I'm very pleased that CarbonArc and Gaia were able to help provincial, territorial, and federal partners in this important effort.
Burlington, MA (PRWEB) January 3, 2008
The Carbon Project announces that its CarbonArc and Gaia software has successfully supported the Canadian Geospatial Data Infrastructure (CGDI) Interoperability Pilot, most recently at a November 30 online demonstration attended by over 500 people from across Canada.
An overview of the demonstration, including online videos of CarbonArc and Gaia, is available at http://www.ogcnetwork.net/cgdi.
The CGDI Interoperability Pilot is sponsored by GeoConnections, a Canadian partnership program led by Natural Resources Canada. The program works with decision-makers and technology developers to increase the use and sharing of location-based (or "geospatial") information and technologies online, via the Canadian Geospatial Data Infrastructure (http://www.cgdi.ca). In the pilot, GeoConnections is collaborating with provincial partners to test better mechanisms for distributing and updating framework data (geographic names, national road network, administrative boundaries, etc.)--providing users with access to the most current and authoritative data, avoiding version disparities, and minimizing duplication.
The recent highly successful pilot project demonstration featured the latest web and geomatics advances, including Web Feature Service (WFS) technology to distribute spatial information nationally while simultaneously managing it near provincial sources.

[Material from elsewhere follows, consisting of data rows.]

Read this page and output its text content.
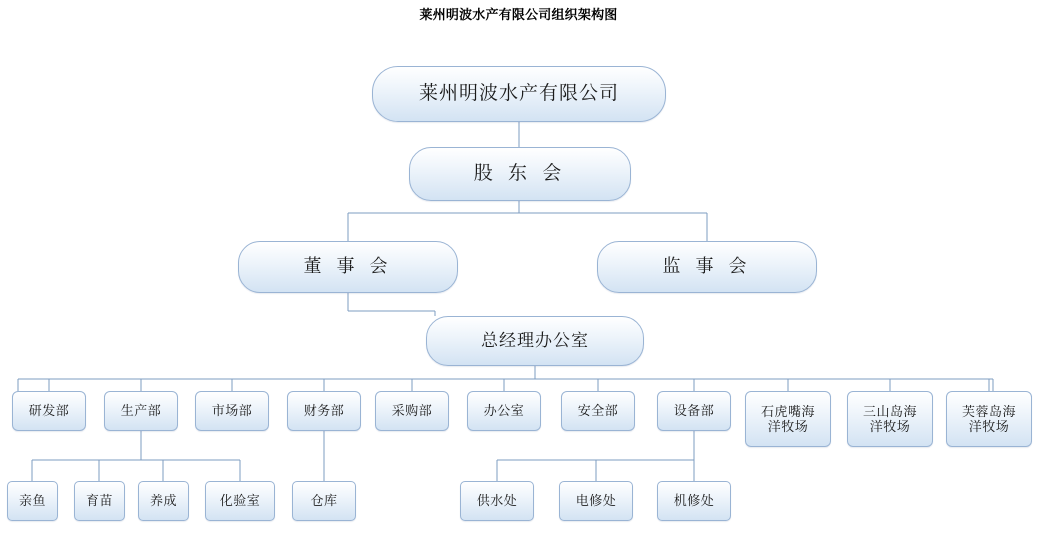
莱州明波水产有限公司组织架构图
莱州明波水产有限公司
股 东 会
董 事 会	监 事 会
总经理办公室
研发部	生产部	市场部	财务部	采购部	办公室	安全部	设备部	石虎嘴海
洋牧场
三山岛海
洋牧场
芙蓉岛海
洋牧场
亲鱼	育苗	养成	化验室	仓库	供水处	电修处	机修处
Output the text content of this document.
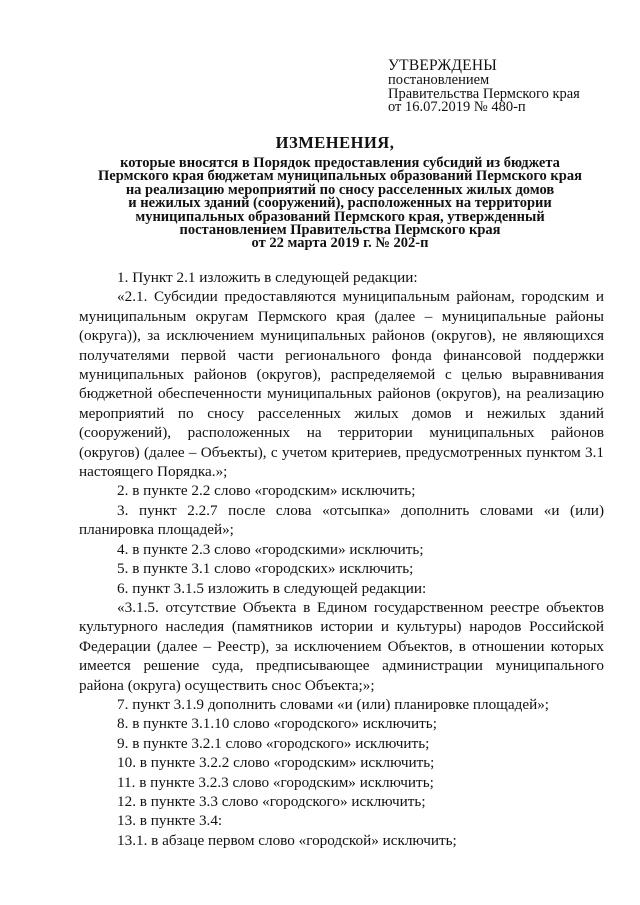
УТВЕРЖДЕНЫ
постановлением
Правительства Пермского края
от 16.07.2019 № 480-п
ИЗМЕНЕНИЯ,
которые вносятся в Порядок предоставления субсидий из бюджета
Пермского края бюджетам муниципальных образований Пермского края
на реализацию мероприятий по сносу расселенных жилых домов
и нежилых зданий (сооружений), расположенных на территории
муниципальных образований Пермского края, утвержденный
постановлением Правительства Пермского края
от 22 марта 2019 г. № 202-п

1. Пункт 2.1 изложить в следующей редакции:

«2.1. Субсидии предоставляются муниципальным районам, городским и муниципальным округам Пермского края (далее – муниципальные районы (округа)), за исключением муниципальных районов (округов), не являющихся получателями первой части регионального фонда финансовой поддержки муниципальных районов (округов), распределяемой с целью выравнивания бюджетной обеспеченности муниципальных районов (округов), на реализацию мероприятий по сносу расселенных жилых домов и нежилых зданий (сооружений), расположенных на территории муниципальных районов (округов) (далее – Объекты), с учетом критериев, предусмотренных пунктом 3.1 настоящего Порядка.»;

2. в пункте 2.2 слово «городским» исключить;

3. пункт 2.2.7 после слова «отсыпка» дополнить словами «и (или) планировка площадей»;

4. в пункте 2.3 слово «городскими» исключить;

5. в пункте 3.1 слово «городских» исключить;

6. пункт 3.1.5 изложить в следующей редакции:

«3.1.5. отсутствие Объекта в Едином государственном реестре объектов культурного наследия (памятников истории и культуры) народов Российской Федерации (далее – Реестр), за исключением Объектов, в отношении которых имеется решение суда, предписывающее администрации муниципального района (округа) осуществить снос Объекта;»;

7. пункт 3.1.9 дополнить словами «и (или) планировке площадей»;

8. в пункте 3.1.10 слово «городского» исключить;

9. в пункте 3.2.1 слово «городского» исключить;

10. в пункте 3.2.2 слово «городским» исключить;

11. в пункте 3.2.3 слово «городским» исключить;

12. в пункте 3.3 слово «городского» исключить;

13. в пункте 3.4:

13.1. в абзаце первом слово «городской» исключить;
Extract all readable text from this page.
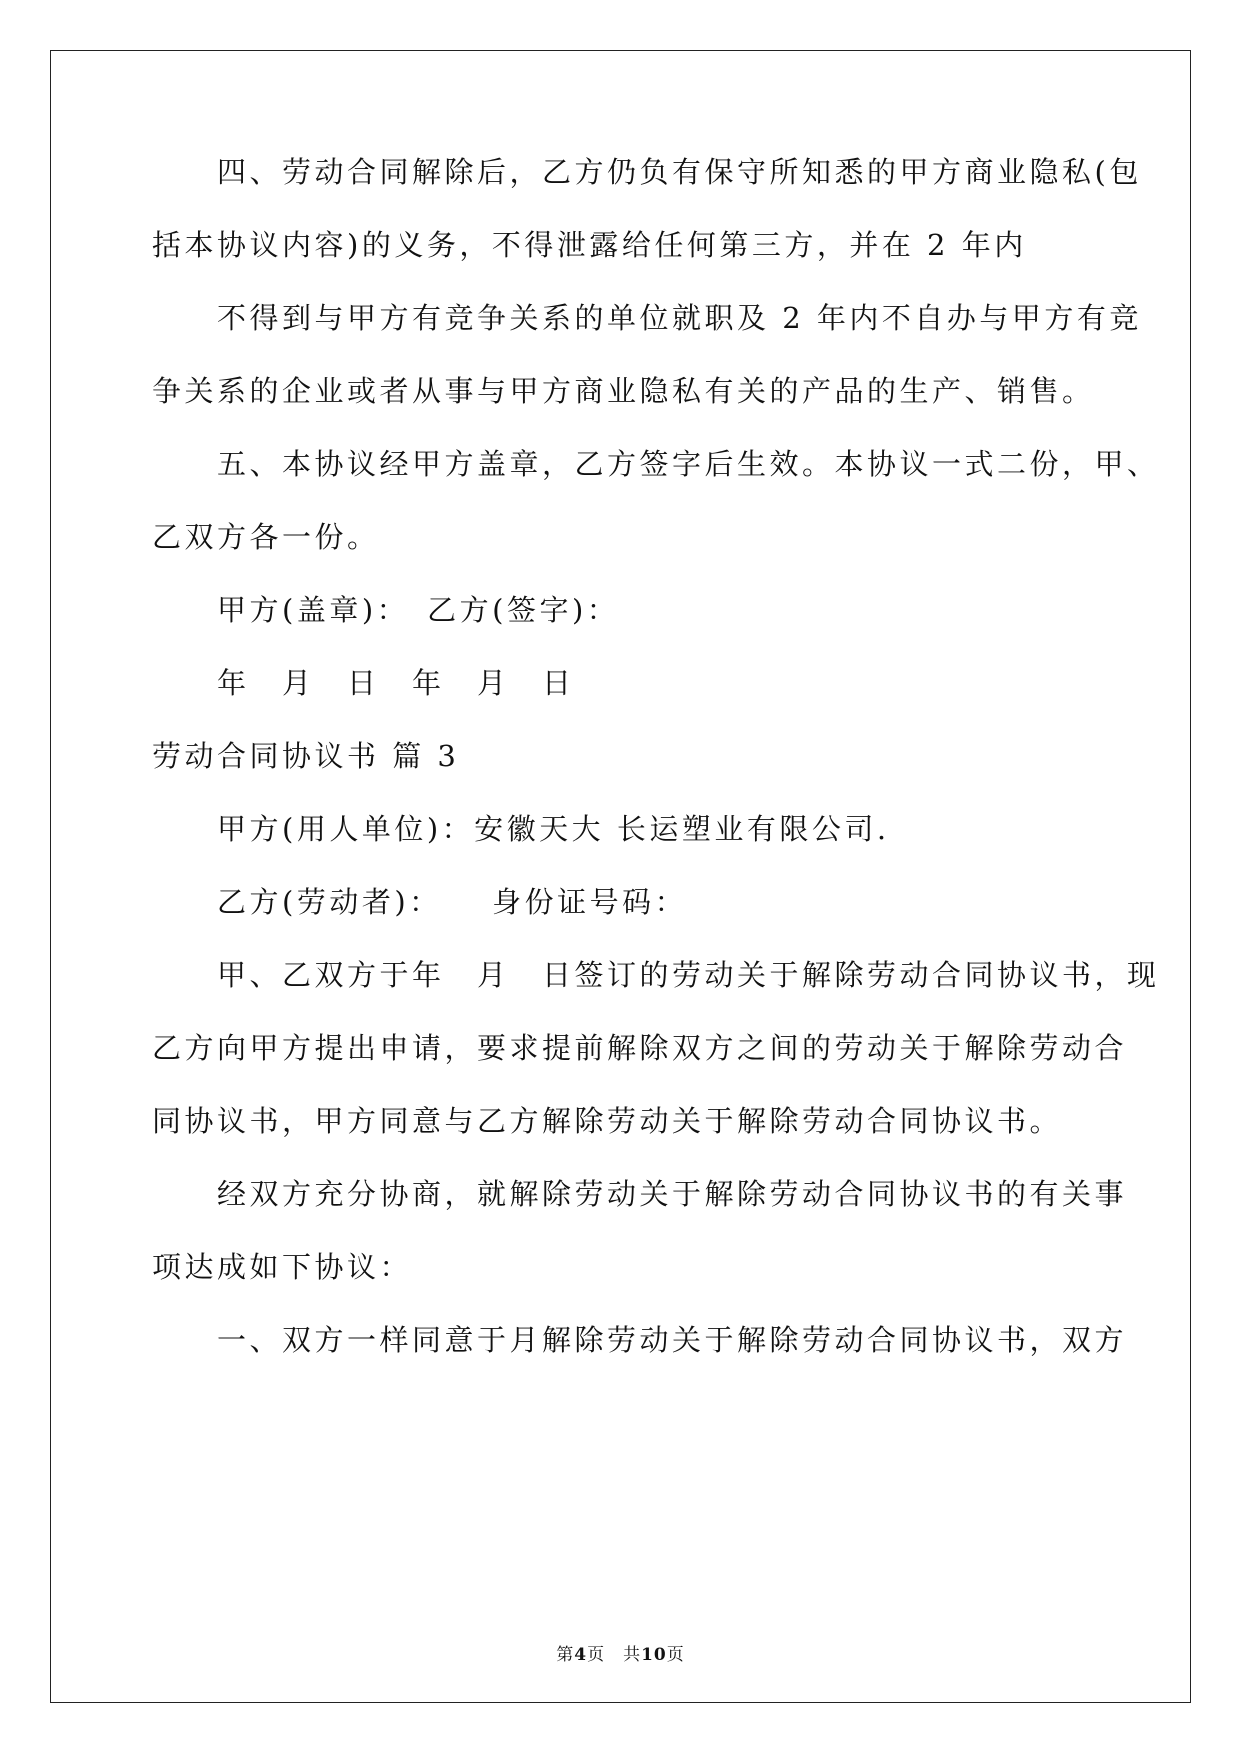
四、劳动合同解除后，乙方仍负有保守所知悉的甲方商业隐私(包
括本协议内容)的义务，不得泄露给任何第三方，并在 2 年内
不得到与甲方有竞争关系的单位就职及 2 年内不自办与甲方有竞
争关系的企业或者从事与甲方商业隐私有关的产品的生产、销售。
五、本协议经甲方盖章，乙方签字后生效。本协议一式二份，甲、
乙双方各一份。
甲方(盖章)：　乙方(签字)：
年　月　日　年　月　日
劳动合同协议书 篇 3
甲方(用人单位)：安徽天大 长运塑业有限公司.
乙方(劳动者)：　　身份证号码：
甲、乙双方于年　月　日签订的劳动关于解除劳动合同协议书，现
乙方向甲方提出申请，要求提前解除双方之间的劳动关于解除劳动合
同协议书，甲方同意与乙方解除劳动关于解除劳动合同协议书。
经双方充分协商，就解除劳动关于解除劳动合同协议书的有关事
项达成如下协议：
一、双方一样同意于月解除劳动关于解除劳动合同协议书，双方
第4页　共10页
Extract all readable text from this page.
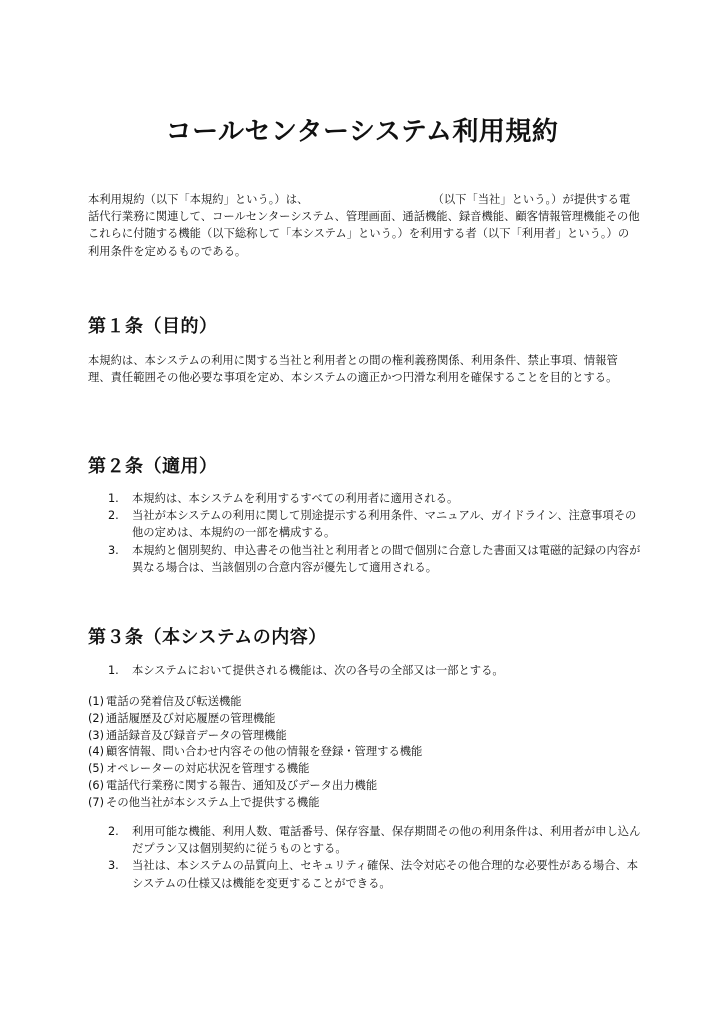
コールセンターシステム利用規約

本利用規約（以下「本規約」という。）は、　　　　　　　　　　　　（以下「当社」という。）が提供する電話代行業務に関連して、コールセンターシステム、管理画面、通話機能、録音機能、顧客情報管理機能その他これらに付随する機能（以下総称して「本システム」という。）を利用する者（以下「利用者」という。）の利用条件を定めるものである。

第１条（目的）

本規約は、本システムの利用に関する当社と利用者との間の権利義務関係、利用条件、禁止事項、情報管理、責任範囲その他必要な事項を定め、本システムの適正かつ円滑な利用を確保することを目的とする。

第２条（適用）
1. 本規約は、本システムを利用するすべての利用者に適用される。
2. 当社が本システムの利用に関して別途提示する利用条件、マニュアル、ガイドライン、注意事項その他の定めは、本規約の一部を構成する。
3. 本規約と個別契約、申込書その他当社と利用者との間で個別に合意した書面又は電磁的記録の内容が異なる場合は、当該個別の合意内容が優先して適用される。
第３条（本システムの内容）
1. 本システムにおいて提供される機能は、次の各号の全部又は一部とする。
(1) 電話の発着信及び転送機能
(2) 通話履歴及び対応履歴の管理機能
(3) 通話録音及び録音データの管理機能
(4) 顧客情報、問い合わせ内容その他の情報を登録・管理する機能
(5) オペレーターの対応状況を管理する機能
(6) 電話代行業務に関する報告、通知及びデータ出力機能
(7) その他当社が本システム上で提供する機能
2. 利用可能な機能、利用人数、電話番号、保存容量、保存期間その他の利用条件は、利用者が申し込んだプラン又は個別契約に従うものとする。
3. 当社は、本システムの品質向上、セキュリティ確保、法令対応その他合理的な必要性がある場合、本システムの仕様又は機能を変更することができる。
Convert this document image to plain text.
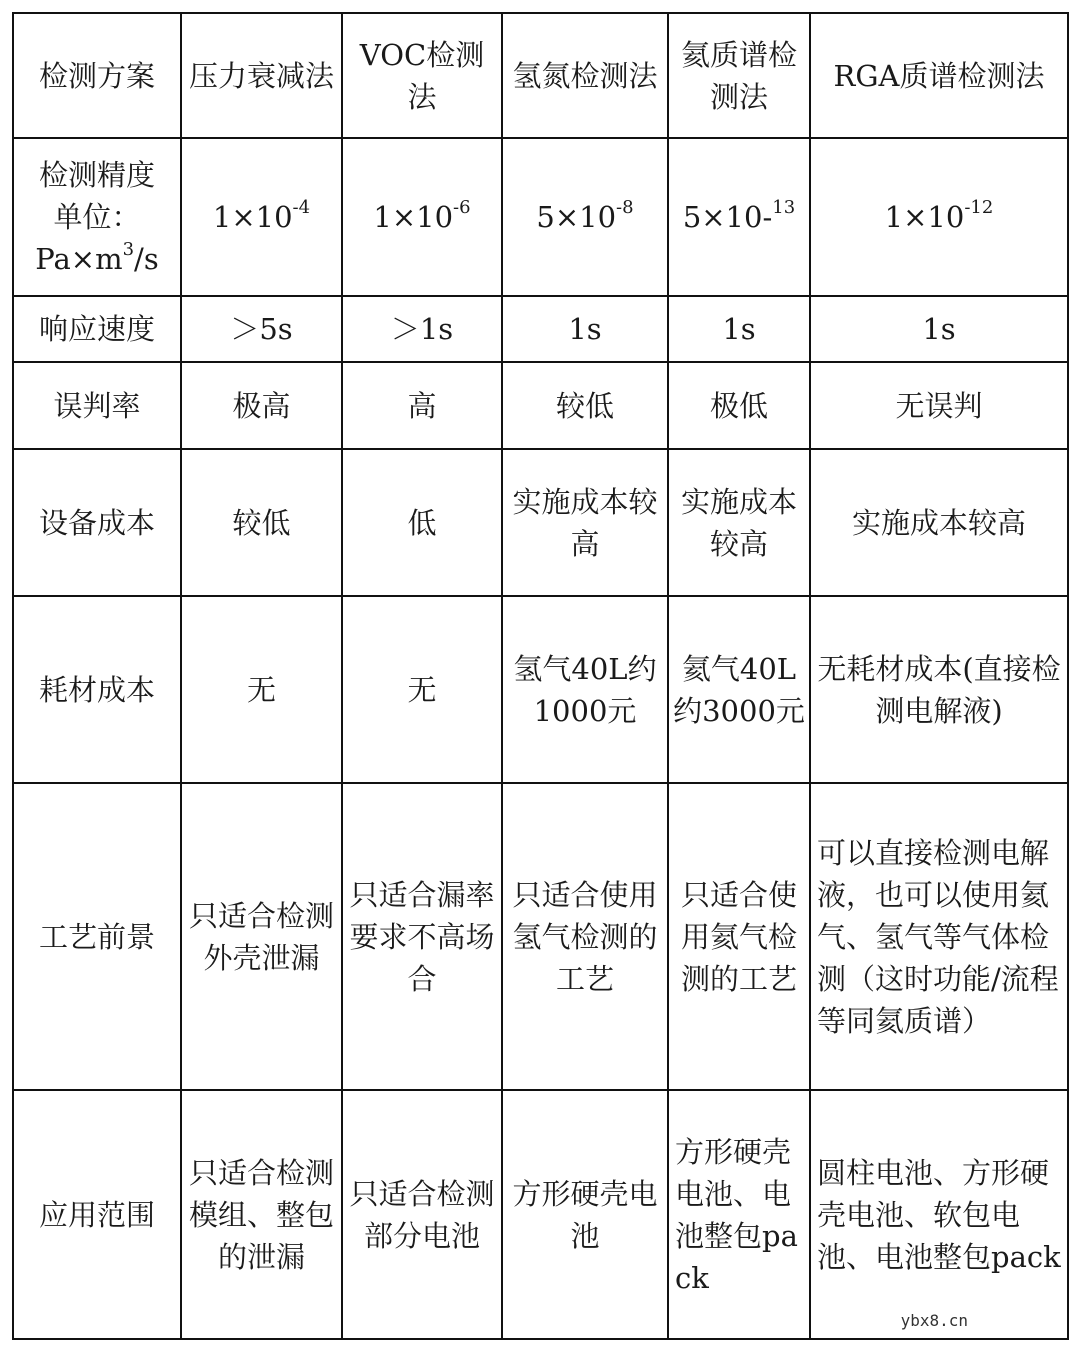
检测方案	压力衰减法	VOC检测法	氢氮检测法	氦质谱检测法	RGA质谱检测法

检测精度
单位：
$Pa\times m^3/s$	$1\times 10^{-4}$	$1\times 10^{-6}$	$5\times 10^{-8}$	5×10-$^{13}$	$1\times 10^{-12}$
响应速度	＞5s	＞1s	1s	1s	1s
误判率	极高	高	较低	极低	无误判
设备成本	较低	低	实施成本较高	实施成本较高	实施成本较高
耗材成本	无	无	氢气40L约1000元	氦气40L约3000元	无耗材成本(直接检测电解液)
工艺前景	只适合检测外壳泄漏	只适合漏率要求不高场合	只适合使用氢气检测的工艺	只适合使用氦气检测的工艺	可以直接检测电解液，也可以使用氦气、氢气等气体检测（这时功能/流程等同氦质谱）
应用范围	只适合检测模组、整包的泄漏	只适合检测部分电池	方形硬壳电池	方形硬壳电池、电池整包pack	圆柱电池、方形硬壳电池、软包电池、电池整包pack
ybx8.cn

"These advances enable decision-makers, researchers, and other users of location-based data and technologies to find, share and use these geospatial resources online quickly and easily," said the Honourable Gary Lunn, Minister of Natural Resources. "These new capabilities can give Canada a true competitive advantage."
The Carbon Project is part of the CubeWerx CGDI team (http://www.CubeWerx.com). CubeWerx Inc. is an industry leader in standards-based spatial data infrastructure (SDI) technology.
The latest version of CarbonArc, an SDI extension for the world's most popular GIS--ESRI ArcGIS, was used in the project to provide data discovery and access, near-real-time community updates and analysis tools for emergency management. The Carbon Project also provided a new version of its free Gaia software and demonstrated its extensions for Microsoft Virtual Earth.
"CGDI has broken down a critical barrier in deploying provincial, territorial, and federal data infrastructures -- managing data at or near its source," said Jeff Harrison, President and CEO of The Carbon Project. "I'm very pleased that CarbonArc and Gaia were able to help provincial, territorial, and federal partners in this important effort."